Canada News
B.C. terror suspect initially unsure about targeting legislature in attack
VANCOUVER — A British Columbia terrorism suspect was skeptical the provincial legislature was the best place to target with pressure-cooker bombs on Canada Day, but he appeared to change his mind after touring the area with an undercover RCMP officer, his trial heard Thursday.
The trial for John Nuttall and his wife Amanda Korody listened to an audio recording in which Nuttall worries there will be no one at the legislature to be killed if they detonated their homemade bombs at around 9 or 10 a.m. on July 1, 2013.
But Nuttall becomes more enthusiastic after the undercover officer shows him bushes where the bombs could be hidden and his wife assures him the attack will send a political message.
“That’s the capital building, that’s the legislature. OK?” says Nuttall. “You destroy that, it’s the same as destroying the White House. It’s the equivalent of Canada’s White House.”
The exchange took place on the evening of June 30 and was captured by a recording device worn by the officer, who was posing as an Arab businessman.
In the recording, the officer drives the couple around downtown Victoria as they check out potential targets, including banks and apartment buildings.
At one point, Nuttall suggests planting the bombs near an office building.
“At nine o’clock in the morning, everyone’ll be there for work,” he says. “Kind of like the World Trade Centre, you know? Everyone had just gotten to work.”
“Don’t forget, tomorrow there is no work,” the officer reminds him. “It’s Canada Day. That’s why you chose to do it on Canada Day.”
Frustrated, Nuttall says he wishes they could postpone by two days to spend more time check out locations. But the group pushes on, and eventually Nuttall suggests they drive toward the legislature lawn.
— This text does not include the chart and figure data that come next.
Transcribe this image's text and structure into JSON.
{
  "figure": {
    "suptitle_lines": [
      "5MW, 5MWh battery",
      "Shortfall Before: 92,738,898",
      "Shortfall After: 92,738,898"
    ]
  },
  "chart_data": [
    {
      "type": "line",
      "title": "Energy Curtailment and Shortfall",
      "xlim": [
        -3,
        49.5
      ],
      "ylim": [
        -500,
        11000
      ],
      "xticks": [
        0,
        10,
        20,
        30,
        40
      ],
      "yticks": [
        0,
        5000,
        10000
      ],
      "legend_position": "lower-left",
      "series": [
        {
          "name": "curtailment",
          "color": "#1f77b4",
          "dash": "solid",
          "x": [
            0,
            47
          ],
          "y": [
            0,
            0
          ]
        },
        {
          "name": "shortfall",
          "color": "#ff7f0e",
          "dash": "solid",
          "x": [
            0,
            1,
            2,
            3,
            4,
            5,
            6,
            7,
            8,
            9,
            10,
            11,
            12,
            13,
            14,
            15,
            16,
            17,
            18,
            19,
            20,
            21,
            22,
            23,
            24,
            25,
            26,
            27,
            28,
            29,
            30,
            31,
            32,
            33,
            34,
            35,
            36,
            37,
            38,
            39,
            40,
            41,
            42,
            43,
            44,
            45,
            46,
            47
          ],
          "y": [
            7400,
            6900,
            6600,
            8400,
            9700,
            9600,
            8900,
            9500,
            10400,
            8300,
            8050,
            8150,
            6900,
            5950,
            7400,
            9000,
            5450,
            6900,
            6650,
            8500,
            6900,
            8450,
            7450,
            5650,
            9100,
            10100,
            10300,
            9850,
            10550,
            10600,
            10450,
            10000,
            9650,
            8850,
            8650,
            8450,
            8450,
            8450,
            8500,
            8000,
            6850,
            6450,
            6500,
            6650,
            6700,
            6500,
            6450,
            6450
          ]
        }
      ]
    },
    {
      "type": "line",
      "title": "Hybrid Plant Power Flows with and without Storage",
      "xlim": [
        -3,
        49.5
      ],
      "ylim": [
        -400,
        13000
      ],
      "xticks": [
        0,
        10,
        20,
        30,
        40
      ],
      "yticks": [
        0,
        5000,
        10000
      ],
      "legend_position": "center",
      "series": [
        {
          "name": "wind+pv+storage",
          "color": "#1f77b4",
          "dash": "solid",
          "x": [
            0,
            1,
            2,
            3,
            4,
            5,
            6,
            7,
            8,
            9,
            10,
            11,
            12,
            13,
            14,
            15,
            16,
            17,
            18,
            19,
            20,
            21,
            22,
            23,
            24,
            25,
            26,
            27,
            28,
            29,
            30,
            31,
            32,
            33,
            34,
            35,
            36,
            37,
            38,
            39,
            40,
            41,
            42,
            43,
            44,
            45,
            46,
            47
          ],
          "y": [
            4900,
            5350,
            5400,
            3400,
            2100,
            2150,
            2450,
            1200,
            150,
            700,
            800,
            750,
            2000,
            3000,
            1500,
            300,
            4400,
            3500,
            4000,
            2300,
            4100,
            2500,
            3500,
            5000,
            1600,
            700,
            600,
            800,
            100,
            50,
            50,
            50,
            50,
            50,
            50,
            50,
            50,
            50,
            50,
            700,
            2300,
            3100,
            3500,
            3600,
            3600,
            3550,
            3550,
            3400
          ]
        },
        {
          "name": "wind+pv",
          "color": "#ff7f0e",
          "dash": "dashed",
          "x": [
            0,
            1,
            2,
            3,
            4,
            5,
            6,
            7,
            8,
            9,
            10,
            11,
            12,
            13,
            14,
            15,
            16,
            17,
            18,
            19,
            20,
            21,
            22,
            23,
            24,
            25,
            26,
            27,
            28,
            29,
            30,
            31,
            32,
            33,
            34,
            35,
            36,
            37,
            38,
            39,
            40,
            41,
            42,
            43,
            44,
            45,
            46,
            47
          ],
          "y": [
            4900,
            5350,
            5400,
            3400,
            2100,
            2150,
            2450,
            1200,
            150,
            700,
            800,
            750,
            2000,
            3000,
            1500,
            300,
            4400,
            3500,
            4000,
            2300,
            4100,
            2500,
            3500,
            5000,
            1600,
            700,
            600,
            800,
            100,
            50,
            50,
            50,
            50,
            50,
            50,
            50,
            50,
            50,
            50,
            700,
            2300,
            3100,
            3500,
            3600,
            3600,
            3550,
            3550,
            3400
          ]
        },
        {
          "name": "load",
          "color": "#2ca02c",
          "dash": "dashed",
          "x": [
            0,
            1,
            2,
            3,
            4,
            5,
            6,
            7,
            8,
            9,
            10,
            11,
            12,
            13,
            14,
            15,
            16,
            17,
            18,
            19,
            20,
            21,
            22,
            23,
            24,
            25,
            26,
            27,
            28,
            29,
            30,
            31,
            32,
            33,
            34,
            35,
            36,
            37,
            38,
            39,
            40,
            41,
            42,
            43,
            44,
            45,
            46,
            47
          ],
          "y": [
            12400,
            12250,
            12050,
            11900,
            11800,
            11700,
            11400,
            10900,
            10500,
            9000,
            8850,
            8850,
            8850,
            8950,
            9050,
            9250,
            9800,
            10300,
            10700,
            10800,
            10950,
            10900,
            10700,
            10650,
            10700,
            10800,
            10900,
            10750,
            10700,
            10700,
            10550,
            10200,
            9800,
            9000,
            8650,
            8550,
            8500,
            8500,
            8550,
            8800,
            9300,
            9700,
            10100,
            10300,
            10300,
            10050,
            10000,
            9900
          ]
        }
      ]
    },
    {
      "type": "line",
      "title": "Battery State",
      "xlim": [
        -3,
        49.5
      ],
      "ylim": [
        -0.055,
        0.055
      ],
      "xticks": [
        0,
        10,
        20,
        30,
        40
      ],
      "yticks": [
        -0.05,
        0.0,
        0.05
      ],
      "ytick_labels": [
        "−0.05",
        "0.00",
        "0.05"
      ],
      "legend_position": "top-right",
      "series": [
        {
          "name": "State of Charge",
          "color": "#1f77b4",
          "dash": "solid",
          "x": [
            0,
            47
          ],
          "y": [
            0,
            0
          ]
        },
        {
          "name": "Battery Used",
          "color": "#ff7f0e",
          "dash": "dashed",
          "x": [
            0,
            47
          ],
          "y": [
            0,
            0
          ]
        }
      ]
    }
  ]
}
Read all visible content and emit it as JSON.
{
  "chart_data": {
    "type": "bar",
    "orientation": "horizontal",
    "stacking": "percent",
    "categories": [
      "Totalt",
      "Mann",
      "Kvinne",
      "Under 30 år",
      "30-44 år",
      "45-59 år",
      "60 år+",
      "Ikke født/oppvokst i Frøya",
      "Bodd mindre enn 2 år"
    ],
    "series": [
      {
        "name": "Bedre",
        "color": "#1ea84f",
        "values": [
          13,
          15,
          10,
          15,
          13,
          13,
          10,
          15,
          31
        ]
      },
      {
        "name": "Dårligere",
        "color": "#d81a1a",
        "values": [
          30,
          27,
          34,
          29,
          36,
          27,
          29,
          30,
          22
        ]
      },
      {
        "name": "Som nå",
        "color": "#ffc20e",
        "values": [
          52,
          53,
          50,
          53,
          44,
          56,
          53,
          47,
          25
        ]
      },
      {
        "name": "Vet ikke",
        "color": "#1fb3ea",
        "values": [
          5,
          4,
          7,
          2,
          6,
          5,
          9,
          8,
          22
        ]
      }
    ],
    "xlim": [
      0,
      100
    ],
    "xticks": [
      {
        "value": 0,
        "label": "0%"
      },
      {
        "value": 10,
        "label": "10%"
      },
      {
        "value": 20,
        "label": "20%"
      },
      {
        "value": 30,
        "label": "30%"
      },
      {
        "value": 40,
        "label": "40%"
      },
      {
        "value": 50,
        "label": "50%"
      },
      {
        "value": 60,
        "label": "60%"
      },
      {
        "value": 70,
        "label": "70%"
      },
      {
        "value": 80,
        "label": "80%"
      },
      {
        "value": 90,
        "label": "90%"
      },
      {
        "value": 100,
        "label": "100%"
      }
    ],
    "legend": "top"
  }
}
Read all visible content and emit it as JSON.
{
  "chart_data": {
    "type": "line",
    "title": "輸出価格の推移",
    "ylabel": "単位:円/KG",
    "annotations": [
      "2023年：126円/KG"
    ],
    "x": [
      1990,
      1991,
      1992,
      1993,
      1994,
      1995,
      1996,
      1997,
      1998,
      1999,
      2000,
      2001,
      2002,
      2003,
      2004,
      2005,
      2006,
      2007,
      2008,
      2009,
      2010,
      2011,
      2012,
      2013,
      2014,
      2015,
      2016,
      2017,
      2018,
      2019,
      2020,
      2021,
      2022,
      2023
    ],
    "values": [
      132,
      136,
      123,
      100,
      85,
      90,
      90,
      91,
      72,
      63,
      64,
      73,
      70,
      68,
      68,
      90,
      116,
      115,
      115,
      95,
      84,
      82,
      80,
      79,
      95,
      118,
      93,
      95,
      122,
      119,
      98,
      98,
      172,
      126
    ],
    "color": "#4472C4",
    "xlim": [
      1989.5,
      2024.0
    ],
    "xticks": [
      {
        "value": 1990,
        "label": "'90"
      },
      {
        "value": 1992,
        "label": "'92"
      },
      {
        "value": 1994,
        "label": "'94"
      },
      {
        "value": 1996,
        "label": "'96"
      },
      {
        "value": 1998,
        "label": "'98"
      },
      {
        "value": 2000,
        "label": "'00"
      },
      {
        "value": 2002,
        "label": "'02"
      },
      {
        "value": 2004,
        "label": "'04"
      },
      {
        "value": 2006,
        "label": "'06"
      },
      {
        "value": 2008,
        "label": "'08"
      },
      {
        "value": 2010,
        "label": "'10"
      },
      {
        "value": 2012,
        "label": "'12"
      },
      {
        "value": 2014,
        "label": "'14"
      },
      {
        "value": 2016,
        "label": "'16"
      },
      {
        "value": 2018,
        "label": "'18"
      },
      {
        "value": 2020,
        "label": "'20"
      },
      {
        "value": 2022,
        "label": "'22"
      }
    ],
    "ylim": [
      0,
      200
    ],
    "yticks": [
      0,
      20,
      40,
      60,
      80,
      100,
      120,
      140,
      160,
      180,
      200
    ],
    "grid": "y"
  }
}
He says the couple’s original plan was to detonate bombs on the lawn at night, when he estimated tens of thousands of people would be gathered to watch the Canada Day fireworks.
But the pair had since abandoned that plan, instead scrawling a list of downtown Victoria locations on a notepad.
Nuttall and his wife had recently assembled the pressure-cooker bombs in a Vancouver-area motel room, before being introduced to another officer who said he had access to C-4 explosives.
The undercover officer posing as an Arab businessman had told the couple he stuffed the C-4 inside the bombs and arranged timers to go off a few hours after they are planted at 5 a.m. on July 1.
When Nuttall says no one will be outside the legislature in the morning, the officer notes there is a pancake breakfast scheduled.
“That’s like old senior citizens and stuff,” Nuttall complains. “Nobody goes to the pancake breakfast.”
The Mountie then shows Nuttall some bushes on the front lawn where the bombs could be hidden.
The Crown has previously said the bombs were rendered inert and would not have exploded.
Nuttall asks his wife what message they will send if they attack the legislature.
“That people want to destroy the government,” she replies.
He begins to embrace the idea, saying that people will talk about the attack “forever.”
“Books will be written about it. OK?” says Nuttall.
Nuttall later decides that he wants to place the bombs in bushes that are directly against the walls of the legislature, rather than the ones on the front lawn the Mountie had suggested.
After making a trip to Wal-Mart to buy dark-coloured hoodies, the group heads back to the legislature to check out the targets again.
Nuttall says his priority now is to destroy the building.
“If we were doing this at night time, then I would (place them on the lawn), because then I would get maximum kills,” he says.
“But… people will be more sympathetic to the Muslim plight if we just attacked the government and not the people.”
Both Nuttall and Korody have pleaded not guilty to four terrorism-related charges.